TNR Gold Corp. has announced that it has entered into a royalty purchase agreement dated July 22, 2022 with an Ontario limited partnership affiliated with Lithium Royalty Corp (“LRC“) for the sale of a portion of its net smelter returns royalty involving the Mariana Lithium Project (“Mariana“). LRC has purchased from TNR, 0.5% NSR royalty for USD$9,000,000, including 0.05% NSR royalty sold by TNR on behalf of its shareholder. This represents one-quarter of the NSR royalty held by the Company. LRC is an arms’ length party to the Company.

On October 21, 2021, TNR Gold announced that, further to the Company’s news release dated September 27, 2021, International Lithium Corp. (“ILC“) had announced the completion of the sale to Ganfeng Lithium Netherlands Co., B.V. of ILC’s remaining 8.58% stake in Litio Minera Argentina S.A. (“LMA“), the owner of the Mariana Lithium Project in Salta, Argentina. The deal included confirmation that LMA would assume all rights or obligations that ILC had in respect of the Mariana property. TNR Gold holds a 2.0% NSR royalty on the Mariana Lithium Project.

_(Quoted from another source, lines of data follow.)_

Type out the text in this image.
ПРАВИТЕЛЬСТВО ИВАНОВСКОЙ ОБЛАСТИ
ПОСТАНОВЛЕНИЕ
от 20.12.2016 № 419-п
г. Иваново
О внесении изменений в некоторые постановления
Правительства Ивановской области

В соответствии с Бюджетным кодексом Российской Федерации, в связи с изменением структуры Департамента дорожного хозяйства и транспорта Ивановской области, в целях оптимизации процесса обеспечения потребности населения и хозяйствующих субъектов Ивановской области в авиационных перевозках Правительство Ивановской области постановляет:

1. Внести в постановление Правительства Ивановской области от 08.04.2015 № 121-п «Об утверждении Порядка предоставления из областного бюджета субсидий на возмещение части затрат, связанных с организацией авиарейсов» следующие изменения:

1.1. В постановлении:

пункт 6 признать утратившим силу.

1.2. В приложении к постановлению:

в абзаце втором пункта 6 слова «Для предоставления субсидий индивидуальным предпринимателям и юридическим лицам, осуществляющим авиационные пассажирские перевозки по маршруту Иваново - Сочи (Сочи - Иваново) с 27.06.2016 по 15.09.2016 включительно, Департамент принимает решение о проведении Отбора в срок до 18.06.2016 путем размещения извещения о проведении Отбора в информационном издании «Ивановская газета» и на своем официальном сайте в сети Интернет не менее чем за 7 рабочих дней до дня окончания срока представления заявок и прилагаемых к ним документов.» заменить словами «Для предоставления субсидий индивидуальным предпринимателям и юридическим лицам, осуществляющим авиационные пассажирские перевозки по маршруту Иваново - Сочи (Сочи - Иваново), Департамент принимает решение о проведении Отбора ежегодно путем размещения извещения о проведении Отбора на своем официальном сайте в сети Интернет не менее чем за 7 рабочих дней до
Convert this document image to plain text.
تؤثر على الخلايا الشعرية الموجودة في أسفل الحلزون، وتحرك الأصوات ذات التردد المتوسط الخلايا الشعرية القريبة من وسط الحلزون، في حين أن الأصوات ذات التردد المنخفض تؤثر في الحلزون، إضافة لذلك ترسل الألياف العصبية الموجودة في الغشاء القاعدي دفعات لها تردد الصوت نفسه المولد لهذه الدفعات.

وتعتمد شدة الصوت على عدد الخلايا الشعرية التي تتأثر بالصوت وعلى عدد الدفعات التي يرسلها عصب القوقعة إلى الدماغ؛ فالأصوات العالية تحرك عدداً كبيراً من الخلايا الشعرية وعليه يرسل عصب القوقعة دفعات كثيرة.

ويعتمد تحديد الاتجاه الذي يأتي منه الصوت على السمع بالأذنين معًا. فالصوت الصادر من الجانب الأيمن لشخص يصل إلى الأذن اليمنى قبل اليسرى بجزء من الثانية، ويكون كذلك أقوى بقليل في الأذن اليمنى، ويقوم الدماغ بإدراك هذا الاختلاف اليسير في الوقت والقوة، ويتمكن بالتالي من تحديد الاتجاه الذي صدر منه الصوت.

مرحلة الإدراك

Both TNR Gold and LMA have acknowledged LMA’s responsibility to pay the 2% NSR royalty on the commencement of Commercial Production at the Mariana Lithium Project, and LMA has assumed the right to the repurchase of 50% of the NSR royalty (that is 1%).

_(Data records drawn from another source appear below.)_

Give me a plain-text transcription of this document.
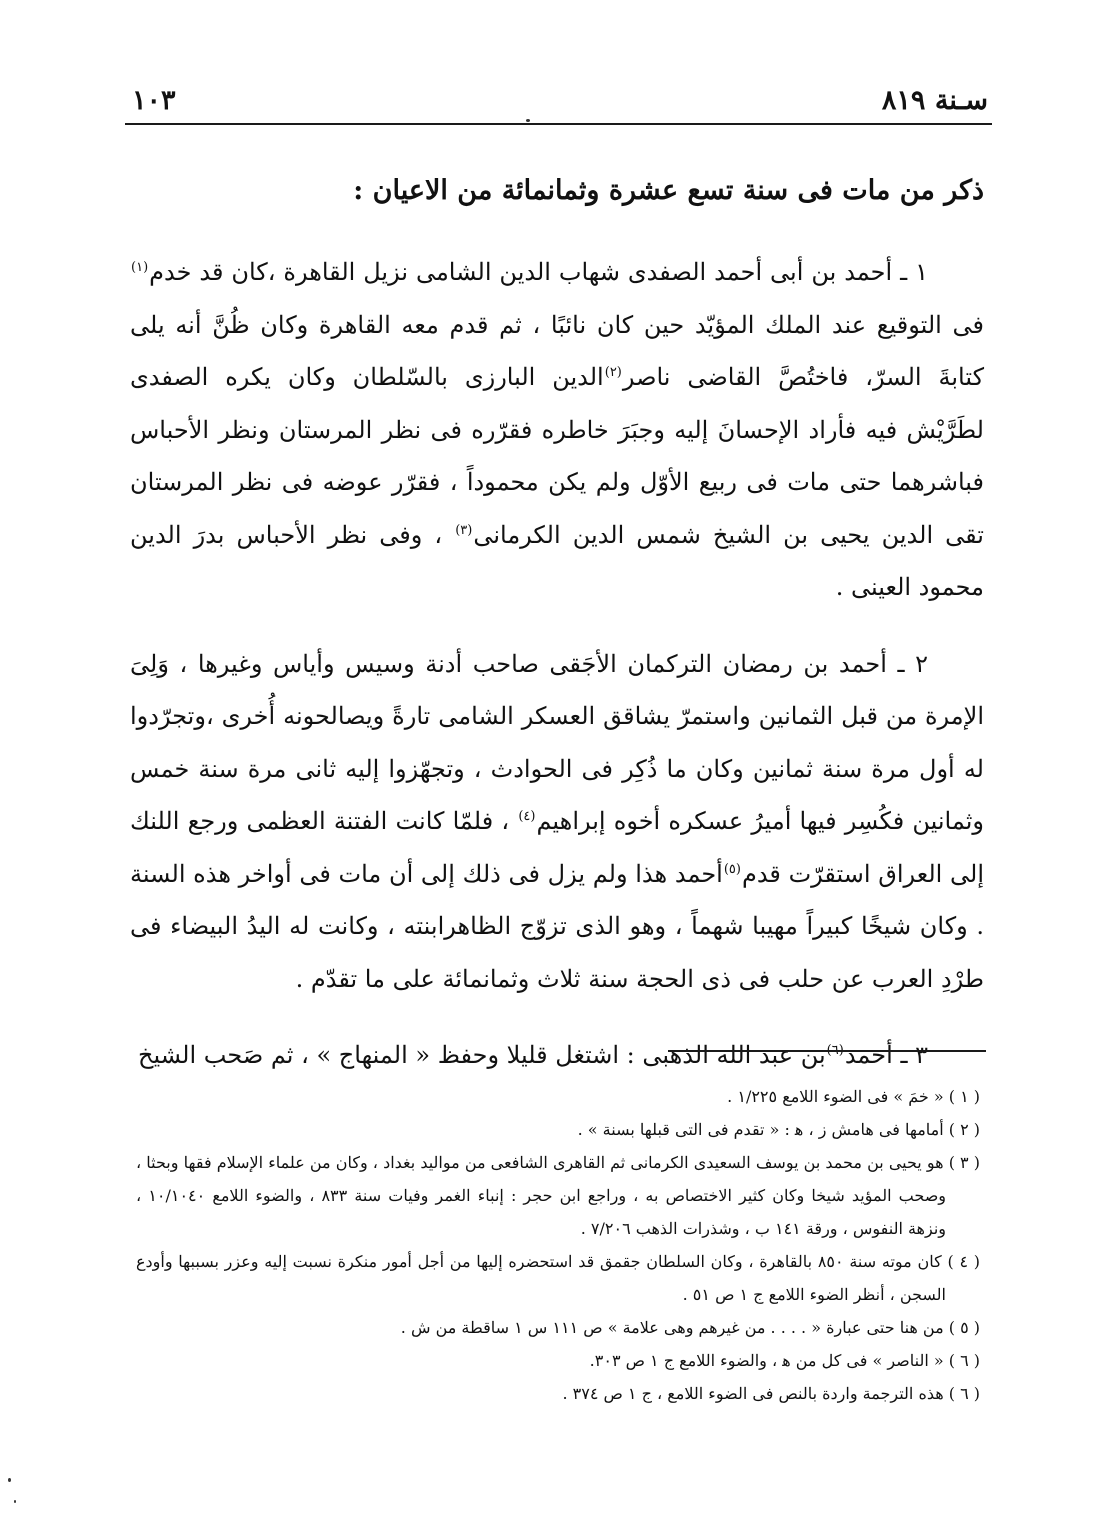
سـنة ٨١٩
١٠٣
ذكر من مات فى سنة تسع عشرة وثمانمائة من الاعيان :

١ ـ أحمد بن أبى أحمد الصفدى شهاب الدين الشامى نزيل القاهرة ،كان قد خدم$^{(١)}$ فى التوقيع عند الملك المؤيّد حين كان نائبًا ، ثم قدم معه القاهرة وكان ظُنَّ أنه يلى كتابةَ السرّ، فاختُصَّ القاضى ناصر$^{(٢)}$الدين البارزى بالسّلطان وكان يكره الصفدى لطَرَّيْش فيه فأراد الإحسانَ إليه وجبَرَ خاطره فقرّره فى نظر المرستان ونظر الأحباس فباشرهما حتى مات فى ربيع الأوّل ولم يكن محموداً ، فقرّر عوضه فى نظر المرستان تقى الدين يحيى بن الشيخ شمس الدين الكرمانى$^{(٣)}$ ، وفى نظر الأحباس بدرَ الدين محمود العينى .

٢ ـ أحمد بن رمضان التركمان الأجَقى صاحب أدنة وسيس وأياس وغيرها ، وَلِىَ الإمرة من قبل الثمانين واستمرّ يشاقق العسكر الشامى تارةً ويصالحونه أُخرى ،وتجرّدوا له أول مرة سنة ثمانين وكان ما ذُكِر فى الحوادث ، وتجهّزوا إليه ثانى مرة سنة خمس وثمانين فكُسِر فيها أميرُ عسكره أخوه إبراهيم$^{(٤)}$ ، فلمّا كانت الفتنة العظمى ورجع اللنك إلى العراق استقرّت قدم$^{(٥)}$أحمد هذا ولم يزل فى ذلك إلى أن مات فى أواخر هذه السنة . وكان شيخًا كبيراً مهيبا شهماً ، وهو الذى تزوّج الظاهرابنته ، وكانت له اليدُ البيضاء فى طرْدِ العرب عن حلب فى ذى الحجة سنة ثلاث وثمانمائة على ما تقدّم .

٣ ـ أحمد$^{(٦)}$بن عبد الله الذهبى : اشتغل قليلا وحفظ « المنهاج » ، ثم صَحب الشيخ

( ١ ) « خمَ » فى الضوء اللامع ١/٢٢٥ .

( ٢ ) أمامها فى هامش ز ، ﻫ : « تقدم فى التى قبلها بسنة » .

( ٣ ) هو يحيى بن محمد بن يوسف السعيدى الكرمانى ثم القاهرى الشافعى من مواليد بغداد ، وكان من علماء الإسلام فقها وبحثا ، وصحب المؤيد شيخا وكان كثير الاختصاص به ، وراجع ابن حجر : إنباء الغمر وفيات سنة ٨٣٣ ، والضوء اللامع ١٠/١٠٤٠ ، ونزهة النفوس ، ورقة ١٤١ ب ، وشذرات الذهب ٧/٢٠٦ .

( ٤ ) كان موته سنة ٨٥٠ بالقاهرة ، وكان السلطان جقمق قد استحضره إليها من أجل أمور منكرة نسبت إليه وعزر بسببها وأودع السجن ، أنظر الضوء اللامع ج ١ ص ٥١ .

( ٥ ) من هنا حتى عبارة « . . . . من غيرهم وهى علامة » ص ١١١ س ١ ساقطة من ش .

( ٦ ) « الناصر » فى كل من ﻫ ، والضوء اللامع ج ١ ص ٣٠٣.

( ٦ ) هذه الترجمة واردة بالنص فى الضوء اللامع ، ج ١ ص ٣٧٤ .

TNR sold the portion of the NSR royalty which is not subject to any buy-back rights of LMA. After the closing of transaction with LRC, TNR will hold a 1.5% NSR royalty, including a 0.15% NSR royalty held on behalf of a shareholder (which represents a 1.35% NSR held by TNR and a 0.15% NSR in favour of the shareholder). The closing of the sale with LRC, is subject to the parties’ filing of certain notices in the Salta Mining Court in Argentina.

LMA has the right to purchase from TNR 1.0% of the NSR royalty for aggregate payment of CAN$1,000,000 at any time within 240 days of “Commencement of Commercial Production” as defined in the underlying agreement. The Company would receive CAN$900,000 and its shareholder would receive CAN$100,000 on the completion of the repurchase by LMA. If such purchase was made by LMA, TNR would hold a 0.45% NSR and its shareholder would hold a 0.05% NSR.

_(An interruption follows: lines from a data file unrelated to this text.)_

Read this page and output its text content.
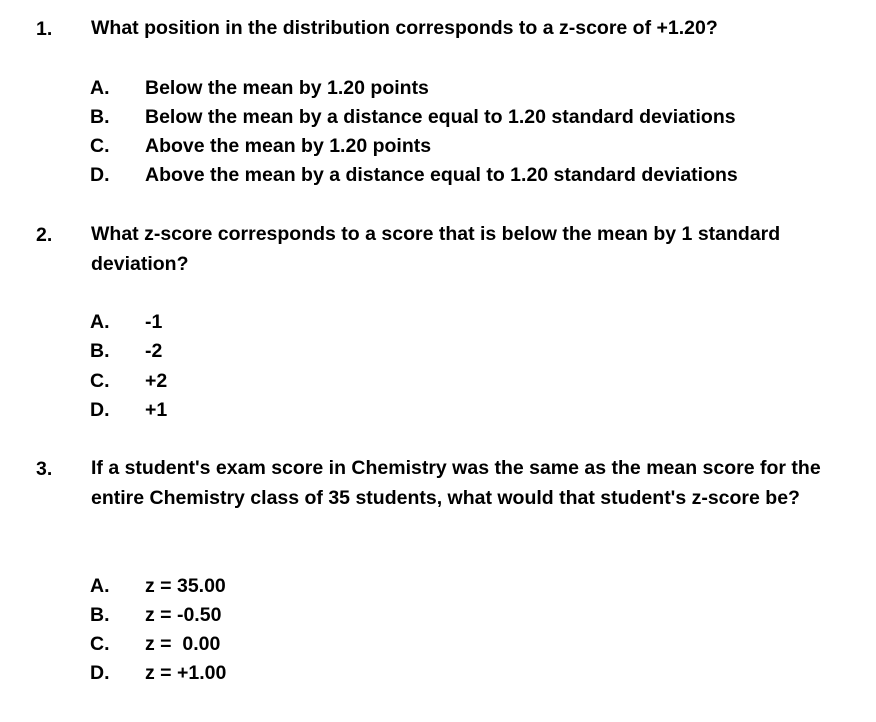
1. What position in the distribution corresponds to a z-score of +1.20?

A. Below the mean by 1.20 points
B. Below the mean by a distance equal to 1.20 standard deviations
C. Above the mean by 1.20 points
D. Above the mean by a distance equal to 1.20 standard deviations
2. What z-score corresponds to a score that is below the mean by 1 standard deviation?

A. -1
B. -2
C. +2
D. +1
3. If a student's exam score in Chemistry was the same as the mean score for the entire Chemistry class of 35 students, what would that student's z-score be?

A. z = 35.00
B. z = -0.50
C. z =  0.00
D. z = +1.00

Kirill Klip, TNR’s Chief Executive Officer, commented, “We are very pleased that after many months of deliberate negotiations we have achieved this major milestone for our Company and a further validation of TNR Gold’s business model. By monetizing part of our royalty holdings, we are providing a very important benchmark for valuations of assets in our royalty portfolio and generating very significant capital, while selling to LRC only a portion of our royalty holding on the Mariana Lithium Project. This strategic transaction with LRC allows us to significantly improve our working capital position and strengthen our balance sheet. The parties expect the transaction to close within 60 days. The Company has received an initial advance of USD$350,000 from LRC under the terms of the royalty purchase agreement. We believe that our royalty holdings are undervalued, and their appropriate values are not reflected in the Company’s share price. This transaction clearly demonstrates it. We have generated a total amount of cash for TNR Gold that is well above the Company’s recent market capitalization. We have received significant industry interest in our assets and the Company is working on potential new strategic partnerships to provide further benchmarks for the market valuations of our royalty holdings.”